SWIFTOLOGY

What Game is Taylor Swift Playing? Here’s All the Conspiracy Theories Floating Around About New Album Reputation

All the best—and most outrageous—responses to #TS6, AKA Reputation.

by Katherine Cusumano

Taylor Swift

Taylor Swift announced Reputation, her long-awaited sixth studio album, on Instagram on Wednesday. Preceded by a series of Instagram videos of a decidedly nasty-looking snakes slithering across her feed, Swift’s announcement also indicated a new single slated for release Thursday.

Rumors have circulated about #TS6, as it was known before the announcement, for months—Swift has released a new album every two years on the dot since she debuted with her self-titled album in 2006—and only amped up when Swift scrubbed her social media tracks and began dropping hints on Instagram this week. It would make a triumphant climax of the past few weeks for Swift, who faced off against the former radio DJ David Mueller who she alleged had touched her inappropriately during a meet-and-greet in 2013.

She won that case and proceeded to make a large donation to the Joyful Heart Foundation founded by Mariska Hargitay. (Swift also has a cat named for Hargitay’s Law and Order: SVU character Olivia Benson.)

But it’s entirely possible she did not intend to announce the record just yet. A user on the pop music forum ATRL.net, levi_valvi, dug into Swift’s website and unearthed a page that featured the Reputation cover art, title, and a blank track list (one that indicates the lead single, the fourth track on the album, clocks in at nearly nine minutes). Not a bad strategy for a woman known to bury references in her liner notes. New York magazine’s Select All reached out to the Swift camp to ask if the reveal, which began circulating on Twitter about an hour before the official announcement went live on Swift’s Instagram, had anything to do with the sudden unveil.

In the aftermath of the announcement, fans and commenters haven’t ceased speculating about what the new album might bring. A title, release date, and cover art doesn’t change all that much when it comes to the theories (many of them conspiracy-leaning, given Swift’s apparent love of cryptography)—but it gives fans plenty more to read into. After all, she released the first of the Instagram videos, depicting a snake tail, on the most holy of days: during the solar eclipse, just before it reached totality.

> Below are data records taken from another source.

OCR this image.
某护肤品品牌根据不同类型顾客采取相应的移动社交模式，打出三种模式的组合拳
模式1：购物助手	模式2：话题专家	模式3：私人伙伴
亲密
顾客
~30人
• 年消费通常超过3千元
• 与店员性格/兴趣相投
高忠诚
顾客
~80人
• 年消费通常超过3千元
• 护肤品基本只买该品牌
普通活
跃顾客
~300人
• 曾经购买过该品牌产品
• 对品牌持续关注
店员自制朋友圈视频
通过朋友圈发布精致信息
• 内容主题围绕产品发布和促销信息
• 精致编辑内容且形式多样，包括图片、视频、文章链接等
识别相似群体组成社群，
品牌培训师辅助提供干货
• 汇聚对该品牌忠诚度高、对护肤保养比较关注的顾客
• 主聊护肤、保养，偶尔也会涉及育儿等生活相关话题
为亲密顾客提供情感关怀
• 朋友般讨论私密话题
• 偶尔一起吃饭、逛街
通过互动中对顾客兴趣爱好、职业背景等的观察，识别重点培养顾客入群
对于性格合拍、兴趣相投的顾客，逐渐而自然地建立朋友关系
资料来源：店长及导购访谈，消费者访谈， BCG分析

So, what does it all mean, if it means anything at all? Or is Swift so accustomed to Kremlinologists falling over themselves to spot the next staged photo opp next to some rocks in a Rhode Island beach that she’s now stoking the internet machine that tracks her, like a celebrity complex ouroboros? Here’s a few ideas:

Take, for example, the album cover for the record, which depicts Swift in grayscale, clad in a distressed sweatshirt against a backdrop of manufactured newspaper headlines. The title, Reputation, is printed across the top in gothic lettering. Reputation has been interpreted as an ill-advised critique of the media at a moment when politicians—led by President Trump—have disqualified less-than-flattering news coverage as “fake news.” “So Taylor Swift’s album cover is trying to say that she distrusts the media?” the New Yorker’s Doreen St. Félix wrote on Twitter. “Great message in 2017.”

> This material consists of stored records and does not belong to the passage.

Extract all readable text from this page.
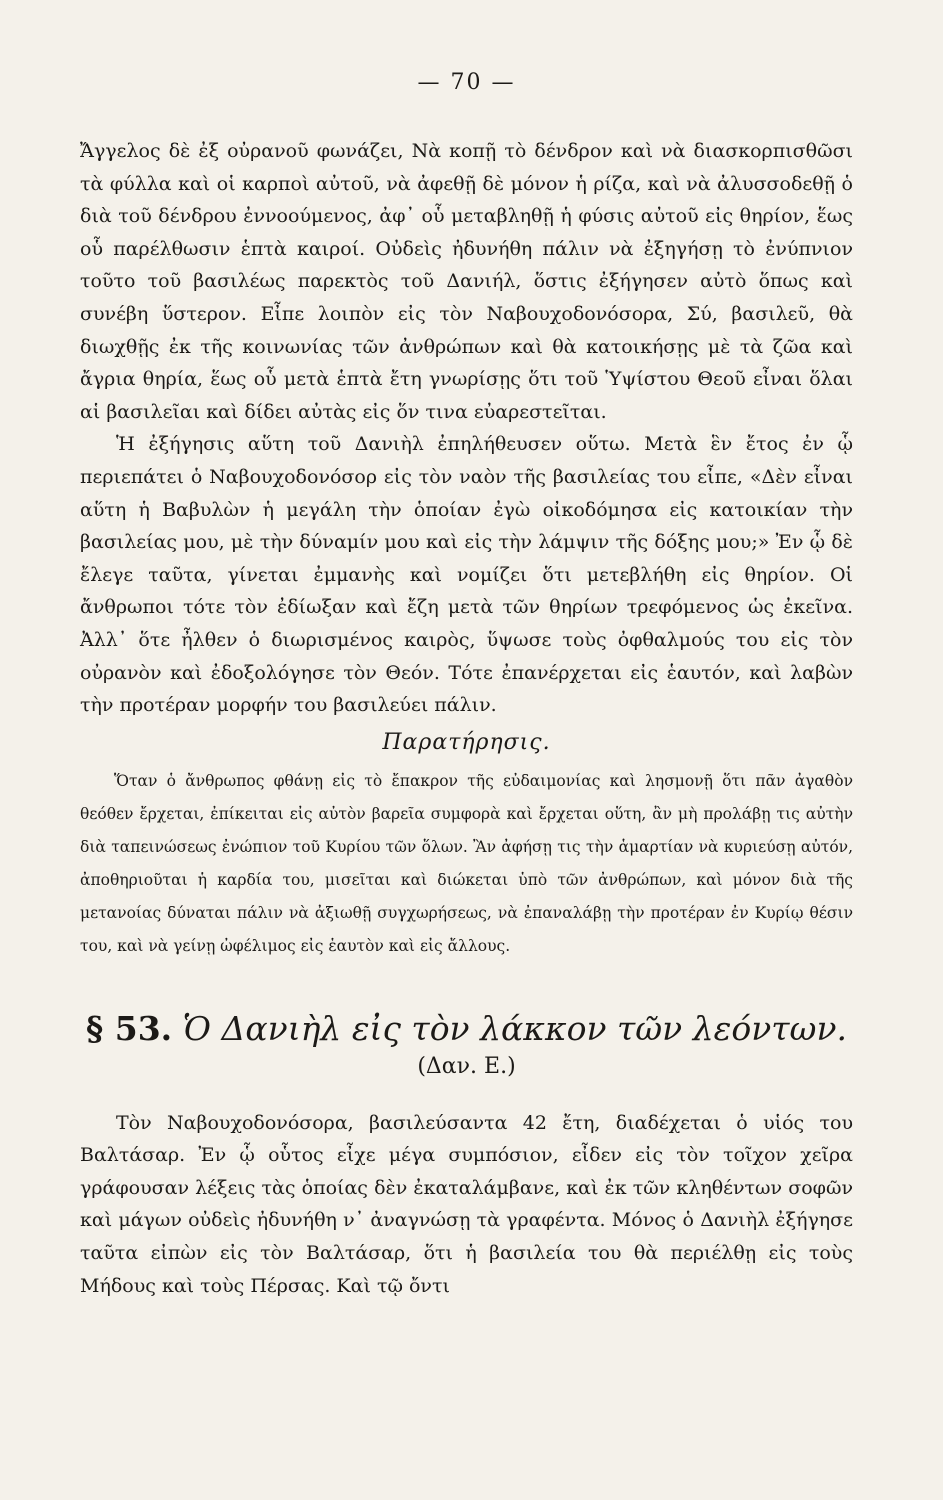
— 70 —

Ἄγγελος δὲ ἐξ οὐρανοῦ φωνάζει, Νὰ κοπῇ τὸ δένδρον καὶ νὰ διασκορπισθῶσι τὰ φύλλα καὶ οἱ καρποὶ αὐτοῦ, νὰ ἀφεθῇ δὲ μόνον ἡ ρίζα, καὶ νὰ ἀλυσσοδεθῇ ὁ διὰ τοῦ δένδρου ἐννοούμενος, ἀφ᾽ οὗ μεταβληθῇ ἡ φύσις αὐτοῦ εἰς θηρίον, ἕως οὗ παρέλθωσιν ἑπτὰ καιροί. Οὐδεὶς ἠδυνήθη πάλιν νὰ ἐξηγήσῃ τὸ ἐνύπνιον τοῦτο τοῦ βασιλέως παρεκτὸς τοῦ Δανιήλ, ὅστις ἐξήγησεν αὐτὸ ὅπως καὶ συνέβη ὕστερον. Εἶπε λοιπὸν εἰς τὸν Ναβουχοδονόσορα, Σύ, βασιλεῦ, θὰ διωχθῇς ἐκ τῆς κοινωνίας τῶν ἀνθρώπων καὶ θὰ κατοικήσῃς μὲ τὰ ζῶα καὶ ἄγρια θηρία, ἕως οὗ μετὰ ἑπτὰ ἔτη γνωρίσῃς ὅτι τοῦ Ὑψίστου Θεοῦ εἶναι ὅλαι αἱ βασιλεῖαι καὶ δίδει αὐτὰς εἰς ὅν τινα εὐαρεστεῖται.

Ἡ ἐξήγησις αὕτη τοῦ Δανιὴλ ἐπηλήθευσεν οὕτω. Μετὰ ἓν ἔτος ἐν ᾧ περιεπάτει ὁ Ναβουχοδονόσορ εἰς τὸν ναὸν τῆς βασιλείας του εἶπε, «Δὲν εἶναι αὕτη ἡ Βαβυλὼν ἡ μεγάλη τὴν ὁποίαν ἐγὼ οἰκοδόμησα εἰς κατοικίαν τὴν βασιλείας μου, μὲ τὴν δύναμίν μου καὶ εἰς τὴν λάμψιν τῆς δόξης μου;» Ἐν ᾧ δὲ ἔλεγε ταῦτα, γίνεται ἐμμανὴς καὶ νομίζει ὅτι μετεβλήθη εἰς θηρίον. Οἱ ἄνθρωποι τότε τὸν ἐδίωξαν καὶ ἔζη μετὰ τῶν θηρίων τρεφόμενος ὡς ἐκεῖνα. Ἀλλ᾽ ὅτε ἦλθεν ὁ διωρισμένος καιρὸς, ὕψωσε τοὺς ὀφθαλμούς του εἰς τὸν οὐρανὸν καὶ ἐδοξολόγησε τὸν Θεόν. Τότε ἐπανέρχεται εἰς ἑαυτόν, καὶ λαβὼν τὴν προτέραν μορφήν του βασιλεύει πάλιν.

Παρατήρησις.

Ὅταν ὁ ἄνθρωπος φθάνῃ εἰς τὸ ἔπακρον τῆς εὐδαιμονίας καὶ λησμονῇ ὅτι πᾶν ἀγαθὸν θεόθεν ἔρχεται, ἐπίκειται εἰς αὐτὸν βαρεῖα συμφορὰ καὶ ἔρχεται οὕτη, ἂν μὴ προλάβῃ τις αὐτὴν διὰ ταπεινώσεως ἐνώπιον τοῦ Κυρίου τῶν ὅλων. Ἂν ἀφήσῃ τις τὴν ἁμαρτίαν νὰ κυριεύσῃ αὐτόν, ἀποθηριοῦται ἡ καρδία του, μισεῖται καὶ διώκεται ὑπὸ τῶν ἀνθρώπων, καὶ μόνον διὰ τῆς μετανοίας δύναται πάλιν νὰ ἀξιωθῇ συγχωρήσεως, νὰ ἐπαναλάβῃ τὴν προτέραν ἐν Κυρίῳ θέσιν του, καὶ νὰ γείνῃ ὠφέλιμος εἰς ἑαυτὸν καὶ εἰς ἄλλους.

§ 53. Ὁ Δανιὴλ εἰς τὸν λάκκον τῶν λεόντων.
(Δαν. Ε.)

Τὸν Ναβουχοδονόσορα, βασιλεύσαντα 42 ἔτη, διαδέχεται ὁ υἱός του Βαλτάσαρ. Ἐν ᾧ οὗτος εἶχε μέγα συμπόσιον, εἶδεν εἰς τὸν τοῖχον χεῖρα γράφουσαν λέξεις τὰς ὁποίας δὲν ἐκαταλάμβανε, καὶ ἐκ τῶν κληθέντων σοφῶν καὶ μάγων οὐδεὶς ἠδυνήθη ν᾽ ἀναγνώσῃ τὰ γραφέντα. Μόνος ὁ Δανιὴλ ἐξήγησε ταῦτα εἰπὼν εἰς τὸν Βαλτάσαρ, ὅτι ἡ βασιλεία του θὰ περιέλθῃ εἰς τοὺς Μήδους καὶ τοὺς Πέρσας. Καὶ τῷ ὄντι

And some might take it as a nod to newspaper mastheads—but others have noted its similarities to the typeface used on Kanye West’s Pablo merchandise, reading it as a reference to Swift’s feud with the rapper over his track, “Famous.” (The album art’s mall goth aesthetic has also provided ample fodder for comparisons to everything from Ashlee Simpson to Lady Gaga and Tony Bennett to Guns n’ Roses.)

Even the early snake-shaped Instagrams for Reputation seemed to be a reference to the feud, during which Kim Kardashian famously tweeted, ahead of dropping the damning “Famous” phone call video on her Snapchat, “Wait it’s legit National Snake Day?!?!?They have holidays for everybody, I mean everything these days!”

The generous interpretation here is that Swift is about to enter her Purpose era, her apology tour; the less generous one, that the record will find Swift on the defensive again. (Comparisons to Britney Spears circa “Piece of Me” and Lindsay Lohan circa “Rumors” have proved inevitable.)

In a related development, Swift is rumored to be appearing at the MTV Video Music Awards this Sunday, where her one-time rival Katy Perry is also slated to perform and to release her new video for “Swish Swish,” the diss track aimed at Swift. There is buzz that Swift will release her own new video that night, or at least perform it; The Ringer has dubbed it Swift’s “Single Release-Katy Perry Peace Summit.

If the first single—reportedly entitled “Timeless,” based on a mysterious website that went live earlier this week—is really nine minutes long, Swift may have to abbreviate it a bit.

After all, even Beyoncé had to perform a medley when she played Lemonade at the VMAs.